Pengamat politik dari President University AS Hikam. (Foto: channel indonesia)

Oleh: Muhammad AS Hikam *)

Jakarta, INDONEWS.ID -- Wacana dan narasi `kriminalisasi ulama`, tak pelak, kini telah menjadi bagian penting dalam perpolitikan Indonesia pasca-reformasi dan khususnya di era Presideb Jokowi. Kosakata "kriminalisasi"  bisa diartikan sebagai "suatu proses atau upaya menjadikan kriminal" dan kosakata "ulama" yang berarti para pemimpin Islam yang dianggap berilmu dan berpengaruh dalam masyarakat", kini menjadi sebuah penanda yang memiliki daya tarik dan pengaruh signifikan dalam pertarungan dan perebutan kuasa.

Dalam ujaran para pemakainya, kata "kriminalisasi ulama" adalah sebuah senjata narasi yang ampuh untuk menghadapi, bertahan, dan menyerang lawan.
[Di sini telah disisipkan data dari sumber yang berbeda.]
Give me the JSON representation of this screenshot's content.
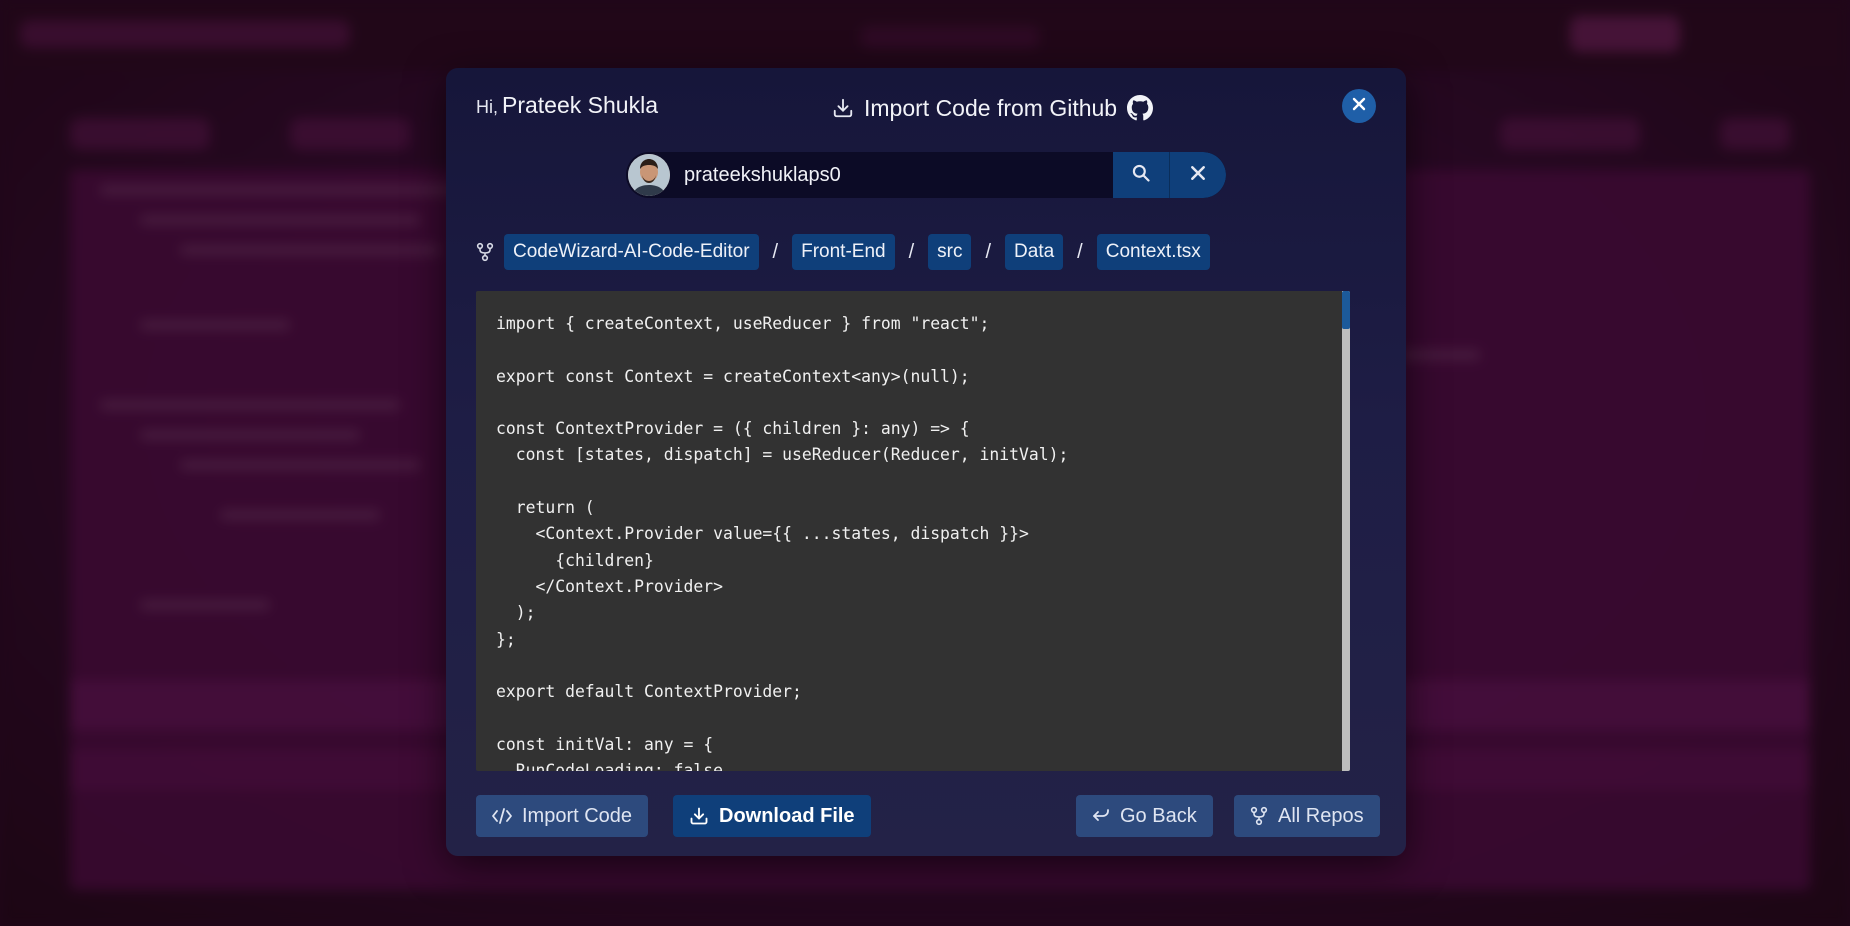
{
  "modal": {
    "greeting_prefix": "Hi,",
    "user_name": "Prateek Shukla",
    "title": "Import Code from Github",
    "close_icon": "close-icon"
  },
  "search": {
    "value": "prateekshuklaps0"
  },
  "breadcrumb": {
    "items": [
      "CodeWizard-AI-Code-Editor",
      "Front-End",
      "src",
      "Data",
      "Context.tsx"
    ],
    "separator": "/"
  },
  "code": {
    "lines": [
      "import { createContext, useReducer } from \"react\";",
      "",
      "export const Context = createContext<any>(null);",
      "",
      "const ContextProvider = ({ children }: any) => {",
      "  const [states, dispatch] = useReducer(Reducer, initVal);",
      "",
      "  return (",
      "    <Context.Provider value={{ ...states, dispatch }}>",
      "      {children}",
      "    </Context.Provider>",
      "  );",
      "};",
      "",
      "export default ContextProvider;",
      "",
      "const initVal: any = {",
      "  RunCodeLoading: false,"
    ]
  },
  "footer": {
    "import_code": "Import Code",
    "download_file": "Download File",
    "go_back": "Go Back",
    "all_repos": "All Repos"
  },
  "colors": {
    "accent": "#0f3f7a",
    "modal_bg": "#1e1d45",
    "code_bg": "#323232"
  }
}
Walaupun tergantung kepada konteks wacana dan praksis politiknya, tetapi kata tersebut seakan sudah menjadi milik dan trade mark dari kelompok Islam politik yang beberapa tahun belakangan semakin asertif berperan sebagai oposisi dari penguasa.

Berbeda dengan beberapa narasi khas lainnya, seperti syariah, kaffah, khilafah, dan sebagainya, kata kriminalisasi ulama merupakan invensi baru yang khusus untuk mempersenjatai (weaponizing) diri dalam  perlawanan vis-a-vis penguasa dan pihak-pihak yang anti terhadap kelompok Islam politik.

Karena memang merupakan narasi eksklusif, maka pemahaman terharap kata tersebut juga hanya bisa dipahami oleh pendukungnya walaupun orang luar bisa saja memaknai dan menafsirkan secara berbeda. Itulah sebabnya narasi kriminalisasi ulama hanya berlaku ketika diujarkan oleh pendukungnya, termasuk siapa yang berhak "memenuhi persyaratan" untuk disebut sebagai korbannya. Bisa saja orang luar dianggap korban, tetapi ia harus menjadi bagian yang diapropriasi untuk kepentingan kelompok tersebut.

Sebagai contoh yang mudah, dalam kasus hujatan terhadap Wapres KH Maruf Amin oleh seorang Ustad bernama Jafar Shodiq, maka pihak yang disebut terakhir itu yang dianggap jadi korban kriminalisasi ulama. Dan ustad Jafar Shodiq diperlakukan demikian dengan membandingkan kasusnya dengan laporan terhadap Sukmawati yang dianggap melakukan penistaan agama.

Model pilih-pilih tebu seperti ini bisa dicarikan padanannya dalam beberapa kasus lain. Poinnya adalah bahwa klaim terhadp kriminalisasi agama hanya valid jika dimunculkan atau mendapat restu dari kelompok tersebut.

Karenanya, pertandingan dan perebutan klaim kebenaran tentang kriminalisasi ulama tak mungkin hanya diselesaikan melulu dengan jalan legal formal. Ia adalah bagian dari politik dan karenanya juga memerlukan resolusi secara politik. Pemerintah maupun masyarakat sipil memerlukan peralatan berupa wacana dan narasi tandingan yang efektif. Penyelesaian legal formal dan, apalagi, pembungkaman terhadap wacana tersebut saya kira tak akan bermanfaat.

Namun pada saat yang sama, pihak pembuat wacana dan narasi kriminalisasi ulama itu juga tak bisa overestimasi terhadap efektifitasnya. Sebab apabila klaim mereka tak bisa dibuktikan, ia hanya akan menjadi klise. Ia lantas berubah menjadi propaganda politik biasa yang akan kehilangan pengaruhnya dalam waktu yang tak lama. Memang media dan media sosial akan bisa terus menjadi corong penyebarluasan wacana dan narasi tersebut, tetapi tetap akan terbatas efektifitasnya.

*) Muhammad AS Hikam adalah pengamat politik dari President University.